Tuesday, March 06, 2007 at 7:50 PM
how i wish CT's were over. i can't get enough of you. haha.
Saturday, March 03, 2007 at 3:00 AM
its the witching hour. and i'm still up amazingly, guess that ginseng really keeps you awake. come to think of it, i have just 3 hours and 10 mins more to sleep before i go to school again. oh what a lovely thought. forgot to write earlier that A level results were posted today, and mrs chan came back admist tonnes of cheers and clapping, haha. so many seniors got 4As, which is @%@$^#^ hahahaha. next year it would be us standing and checking the front of the noticeboard, eagerly scannning down the list to see if we had 4As. that's a feeling i'd like to put on hold. anywayz, congrats to everyone for their A level results.
Friday, March 02, 2007 at 4:22 PM
rainy day again. when the entire sky turns grey, lightning flashes across the sky and you're at home just stoning, you can't help but feel a sense of comfort and feel like snuggling up in your bed and just go to sleep.
but then again there are the darn common tests which keep you awake and give you a sense of dread bigger than that of the lightning. can't help but feel that not enough has been done.

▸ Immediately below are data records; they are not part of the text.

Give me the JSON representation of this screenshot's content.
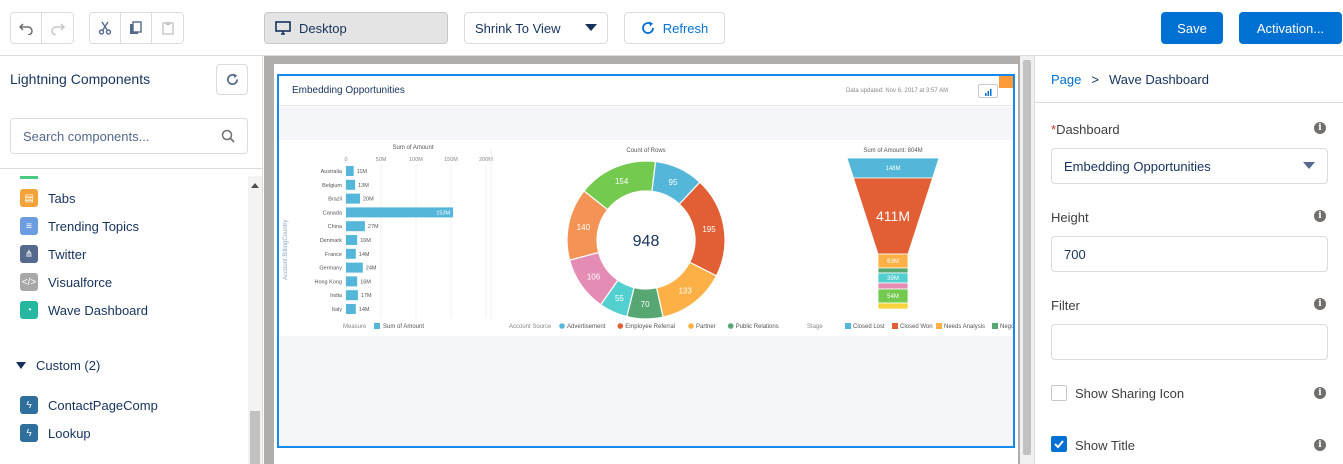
{
  "toolbar": {
    "device": "Desktop",
    "view_mode": "Shrink To View",
    "refresh": "Refresh",
    "save": "Save",
    "activation": "Activation..."
  },
  "left_panel": {
    "title": "Lightning Components",
    "search_placeholder": "Search components...",
    "items": [
      {
        "label": "Tabs",
        "icon": "tabs-icon",
        "color": "#f4a338"
      },
      {
        "label": "Trending Topics",
        "icon": "list-icon",
        "color": "#6c9de0"
      },
      {
        "label": "Twitter",
        "icon": "twitter-icon",
        "color": "#54698d"
      },
      {
        "label": "Visualforce",
        "icon": "code-icon",
        "color": "#a8a8a8"
      },
      {
        "label": "Wave Dashboard",
        "icon": "wave-icon",
        "color": "#26b7a1"
      }
    ],
    "custom_header": "Custom (2)",
    "custom_items": [
      {
        "label": "ContactPageComp",
        "icon": "lightning-icon",
        "color": "#2e6f9e"
      },
      {
        "label": "Lookup",
        "icon": "lightning-icon",
        "color": "#2e6f9e"
      }
    ]
  },
  "dashboard": {
    "title": "Embedding Opportunities",
    "updated": "Data updated: Nov 6, 2017 at 3:57 AM",
    "bar_chart": {
      "title": "Sum of Amount",
      "axis_label": "Account.BillingCountry",
      "ticks": [
        "0",
        "50M",
        "100M",
        "150M",
        "200M"
      ],
      "categories": [
        "Australia",
        "Belgium",
        "Brazil",
        "Canada",
        "China",
        "Denmark",
        "France",
        "Germany",
        "Hong Kong",
        "India",
        "Italy"
      ],
      "values": [
        11,
        13,
        20,
        153,
        27,
        16,
        14,
        24,
        16,
        17,
        14
      ],
      "labels": [
        "11M",
        "13M",
        "20M",
        "153M",
        "27M",
        "16M",
        "14M",
        "24M",
        "16M",
        "17M",
        "14M"
      ],
      "xmax": 200,
      "legend_title": "Measure",
      "legend_item": "Sum of Amount",
      "color": "#54b7d9"
    },
    "donut_chart": {
      "title": "Count of Rows",
      "total": "948",
      "values": [
        95,
        195,
        133,
        70,
        55,
        106,
        140,
        154
      ],
      "colors": [
        "#54b7d9",
        "#e25f35",
        "#fcb045",
        "#56a772",
        "#52cfcf",
        "#e48cb3",
        "#f39456",
        "#74c94f"
      ],
      "legend_title": "Account Source",
      "legend": [
        {
          "name": "Advertisement",
          "color": "#54b7d9"
        },
        {
          "name": "Employee Referral",
          "color": "#e25f35"
        },
        {
          "name": "Partner",
          "color": "#fcb045"
        },
        {
          "name": "Public Relations",
          "color": "#56a772"
        }
      ]
    },
    "funnel_chart": {
      "title": "Sum of Amount: 804M",
      "labels": [
        "148M",
        "411M",
        "63M",
        "",
        "39M",
        "",
        "54M",
        ""
      ],
      "legend_title": "Stage",
      "legend": [
        {
          "name": "Closed Lost",
          "color": "#54b7d9"
        },
        {
          "name": "Closed Won",
          "color": "#e25f35"
        },
        {
          "name": "Needs Analysis",
          "color": "#fcb045"
        },
        {
          "name": "Nego",
          "color": "#56a772"
        }
      ]
    }
  },
  "right_panel": {
    "breadcrumb_root": "Page",
    "breadcrumb_sep": ">",
    "breadcrumb_current": "Wave Dashboard",
    "dashboard_label": "Dashboard",
    "dashboard_value": "Embedding Opportunities",
    "height_label": "Height",
    "height_value": "700",
    "filter_label": "Filter",
    "filter_value": "",
    "sharing_label": "Show Sharing Icon",
    "title_label": "Show Title"
  }
}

har, feeling quite bored now, contemplating whether or not to go for maths tuition, which means that i would most likely have to get drenched walking out in downpour like this. which frankly isn't my idea of spending my afternoon.
well, at least we get to play with the flying fox tomorrow for victorians' day, though many of us would rather stay at home and mug. nothing beats the thrill of abseiling, haha, okay i'm mad.
why do i have the nagging feeling that there's something wrong. maybe its what people call the sixth sense or maybe its just looking at me in the eye but i just can't see it. you know when people ask for a sign from above and they can't see it?
happens all time, in an indirect form.
haha, super weird post. guess that's what CTs do to you.